Finally Londri stepped away from the forge master. “I come
as summoned, Old One. Tell me what Fate would have me know.”

The Oracle motioned with one skinny arm, and several
creatures—one had too many arms—humped to the edge of the fissure, pushing
before them a vast earthenware vessel with a gritty scrape that shivered
through Londri’s teeth. They tipped it over, releasing a silvery spill of water
into the red-glowing depths. A billow of steam shot up, and the Oracle inhaled
in deep tearing breaths. Then his limbs began to shake as the prophetic fit seized
him.

He chanted in a high, quavering voice:

Steel’s mistress, Londri Ironqueen,
When a new star blazes in the sky,
Ferric House against a fallen fortress
Leads both friend and foe to fate defy.
Great the risk, reward is even
greater:
Within your grasp the author of your
woe;
Until betrayal shifts against the Crater.
With wartime friend revealed as true foe.
For then the best may be to cede desire
The traitor’s triumph forcibly deny
See hope consumed in clouds of hellish fire
And wait another chance to end the lie.”

He fell silent, and the echoes of his mantic voice died away
in a susurration of echoes. Londri waited, but there was nothing more.

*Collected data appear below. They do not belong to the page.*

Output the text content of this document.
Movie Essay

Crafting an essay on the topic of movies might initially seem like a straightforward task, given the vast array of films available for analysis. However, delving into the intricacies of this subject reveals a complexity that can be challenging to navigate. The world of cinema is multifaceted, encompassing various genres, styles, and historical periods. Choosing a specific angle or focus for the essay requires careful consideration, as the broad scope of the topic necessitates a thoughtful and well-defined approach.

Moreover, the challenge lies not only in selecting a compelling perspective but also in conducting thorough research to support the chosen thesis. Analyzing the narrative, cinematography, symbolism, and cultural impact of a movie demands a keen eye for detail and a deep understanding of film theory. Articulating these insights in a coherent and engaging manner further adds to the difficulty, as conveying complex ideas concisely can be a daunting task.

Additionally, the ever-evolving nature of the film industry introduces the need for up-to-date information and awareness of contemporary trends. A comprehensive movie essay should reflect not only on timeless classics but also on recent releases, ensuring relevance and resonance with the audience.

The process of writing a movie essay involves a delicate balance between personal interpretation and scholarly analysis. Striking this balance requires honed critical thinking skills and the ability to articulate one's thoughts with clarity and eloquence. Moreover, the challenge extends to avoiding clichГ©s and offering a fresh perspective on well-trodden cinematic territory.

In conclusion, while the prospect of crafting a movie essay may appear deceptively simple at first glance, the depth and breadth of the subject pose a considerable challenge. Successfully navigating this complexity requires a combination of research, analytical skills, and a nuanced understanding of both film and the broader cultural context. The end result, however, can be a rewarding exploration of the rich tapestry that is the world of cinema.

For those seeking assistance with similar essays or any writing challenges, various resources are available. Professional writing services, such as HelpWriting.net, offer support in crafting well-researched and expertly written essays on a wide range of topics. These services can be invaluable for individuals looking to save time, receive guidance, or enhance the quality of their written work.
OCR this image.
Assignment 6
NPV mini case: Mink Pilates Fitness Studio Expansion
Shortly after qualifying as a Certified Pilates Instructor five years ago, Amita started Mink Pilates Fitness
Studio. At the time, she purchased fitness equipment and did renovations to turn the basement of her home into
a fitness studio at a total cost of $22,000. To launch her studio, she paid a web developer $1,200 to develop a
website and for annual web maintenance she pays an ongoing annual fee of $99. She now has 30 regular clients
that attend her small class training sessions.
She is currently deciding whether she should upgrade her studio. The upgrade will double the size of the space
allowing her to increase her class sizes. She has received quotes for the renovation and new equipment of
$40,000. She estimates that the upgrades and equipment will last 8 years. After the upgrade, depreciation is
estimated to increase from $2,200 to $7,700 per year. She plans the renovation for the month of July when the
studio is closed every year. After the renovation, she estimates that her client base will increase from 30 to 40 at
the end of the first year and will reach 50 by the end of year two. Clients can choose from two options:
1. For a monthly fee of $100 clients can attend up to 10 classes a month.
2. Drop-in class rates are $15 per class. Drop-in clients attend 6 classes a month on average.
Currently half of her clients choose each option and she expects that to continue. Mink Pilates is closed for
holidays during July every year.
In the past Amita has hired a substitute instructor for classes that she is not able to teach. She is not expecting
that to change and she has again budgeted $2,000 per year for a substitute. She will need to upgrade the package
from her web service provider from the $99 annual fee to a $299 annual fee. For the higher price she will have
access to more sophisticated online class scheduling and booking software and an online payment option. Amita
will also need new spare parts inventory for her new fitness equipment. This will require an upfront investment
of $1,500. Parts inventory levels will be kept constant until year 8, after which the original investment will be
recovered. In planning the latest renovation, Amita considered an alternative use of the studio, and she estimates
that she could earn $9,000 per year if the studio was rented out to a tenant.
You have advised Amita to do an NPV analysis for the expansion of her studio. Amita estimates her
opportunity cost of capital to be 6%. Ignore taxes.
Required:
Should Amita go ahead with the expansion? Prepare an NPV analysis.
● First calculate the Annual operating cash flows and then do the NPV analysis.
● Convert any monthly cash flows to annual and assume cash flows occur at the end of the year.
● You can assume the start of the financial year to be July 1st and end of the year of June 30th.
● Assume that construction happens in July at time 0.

No advice about the twins. Just war, betrayal, death, and
hope lost. But that was life on Gehenna.

A wave of fatigue threatened to overwhelm her. She was in no
condition to interpret the prophecy. Leaning even more heavily on Anya
Steelhand’s warm bulk, she retraced her steps.

The legates of the Great Houses would be arriving in the
morning, Aztlan and Comori among them, and she had a judgment to render.

o0o

Gnostor Stepan Jiuderik, late of the College of Archetype
and Ritual, Carossa Node, stood in the Ironqueen’s Court and watched the
pageantry that he himself had designed. It had been his gift to Londri’s
mother, Sarrera, lover and sovereign, to strengthen her hold upon the Lodestone
Siege, knowing the Gehennans would be helpless against his knowledge of
archetypal semiotics.

Around him the light of the cressets and candles flaring
above sparked to life the glittering flecks of mica in the granite pillars and
vaulted arches of the Skyfall Chamber. The wall tapestries’ faded colors were
enriched by the flickering glow; the flayed skins of traitors and failed
challengers to the rulers of the Crater stared down with empty eyes that seemed
to follow the ceremony below.

But Stepan Ruderik remembered the Mandala and the Tree of
Worlds—and Gelasaar hai-Arkad seated there, dispensing justice. Pain seized
him, and he tried to banish the memory of the man he’d once called friend.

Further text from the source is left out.